The bill also underpins its reporting arrangements with protection for those who report the abuse. This is a measure which is long overdue. The Senate committee inquiry report into aged care, Quality and Equity in Aged Care, recommended two years ago that the Commonwealth look at whistle blower protection. In fact, recommendation 17 of the Senate report recommends:

That the Commonwealth examine the feasibility of introducing whistleblower legislation to provide protection for people, especially staff of aged care facilities, disclosing allegations of inadequate standards of care or other deficiencies in aged care facilities.

A year ago, in March 2006, the Democrats moved an amendment to introduce whistle blower protections into the Aged Care Act. At that stage Labor supported our amendment but the government did not. It is encouraging that the government has finally decided to take some action on this matter but it is disappointing that that action is so limited.
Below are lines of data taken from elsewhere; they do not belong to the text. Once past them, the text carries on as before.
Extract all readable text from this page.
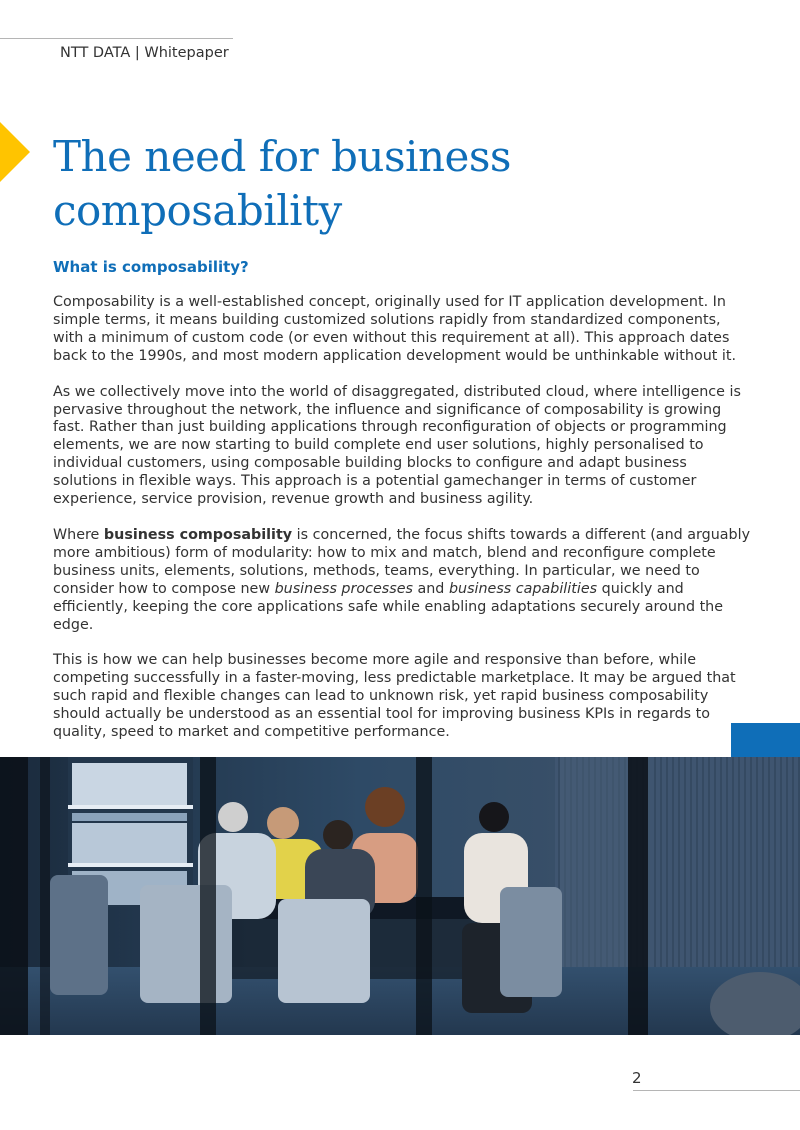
NTT DATA | Whitepaper
The need for business composability
What is composability?

Composability is a well-established concept, originally used for IT application development. In simple terms, it means building customized solutions rapidly from standardized components, with a minimum of custom code (or even without this requirement at all). This approach dates back to the 1990s, and most modern application development would be unthinkable without it.

As we collectively move into the world of disaggregated, distributed cloud, where intelligence is pervasive throughout the network, the influence and significance of composability is growing fast. Rather than just building applications through reconfiguration of objects or programming elements, we are now starting to build complete end user solutions, highly personalised to individual customers, using composable building blocks to configure and adapt business solutions in flexible ways. This approach is a potential gamechanger in terms of customer experience, service provision, revenue growth and business agility.

Where business composability is concerned, the focus shifts towards a different (and arguably more ambitious) form of modularity: how to mix and match, blend and reconfigure complete business units, elements, solutions, methods, teams, everything. In particular, we need to consider how to compose new business processes and business capabilities quickly and efficiently, keeping the core applications safe while enabling adaptations securely around the edge.

This is how we can help businesses become more agile and responsive than before, while competing successfully in a faster-moving, less predictable marketplace. It may be argued that such rapid and flexible changes can lead to unknown risk, yet rapid business composability should actually be understood as an essential tool for improving business KPIs in regards to quality, speed to market and competitive performance.

2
The protections in this bill will cover only staff and aged-care providers who make reports of sexual and physical abuse. Residents, their families, friends and advocates are not protected from victimisation if they make a report. And if anyone complains about some other form of neglect or abuse—or, indeed, other inappropriate conduct—there is no protection. We do not think that is good enough. I will be moving an amendment to cover residents, their families, friends and advocates as well a staff who report on any form of abuse or neglect.

A further measure in the bill is the establishment of a new and independent aged care commissioner, replacing the existing Commissioner for Complaints. The previous Commissioner for Complaints was limited within the scope of the previous legislation to undertake investigations and to take action. This bill enhances the role of the commissioner and also the manner in which complaints are handled. It is worth noting that concerns were raised in the committee inquiry that the aged care commissioner would not be sufficiently independent from the Department of Health and Ageing and that limits on the functions of the commissioner would reduce the usefulness of the role. We urge the government to address these concerns.

I will be moving our standard appointments-on-merit amendment in relation to the aged care commissioner. The Democrats have persistently and consistently put forward the proposition that the minister should determine a code of practice for selecting and appointing board members in terms of merit, independent scrutiny of appointments, probity, openness and transparency set out in the criteria by which the selection and appointment is to be made.

There is still a great deal of uncertainty about how this new regime will operate, particularly given that the new principles are yet to be tabled. The changes required by this legislation would appear to have considerable resource implications, not only for aged-care providers but also for the police—resources that might be better directed towards preventing abuse and caring for older Australians.

There is also little evidence that mandatory reporting is effective or beneficial. It would seem essential that the impact of this legislation be adequately evaluated. We need to ensure that any response to this complex issue is effective and that it respects and protects the rights of older Australians. While the Democrats think it would be more desirable to get the legislation right before it is implemented, the very least we should do is evaluate how it is going. We will move an amendment that requires a comprehensive and independent review of the legislation to assess its impact. I move the second reading amendment standing in my name:

At the end of the motion, add:

                  “but the Senate condemns the Government for failing to:

              (a)    develop a comprehensive evidence-based approach to elder abuse which includes strategies to protect older people from all forms of abuse in residential and community settings;

              (b)    fund a comprehensive education campaign on elder abuse for professionals including residential and community care workers, older people, their families and carers and the broader community; and

              (c)    provide more resources for community support and respite for the elderly”.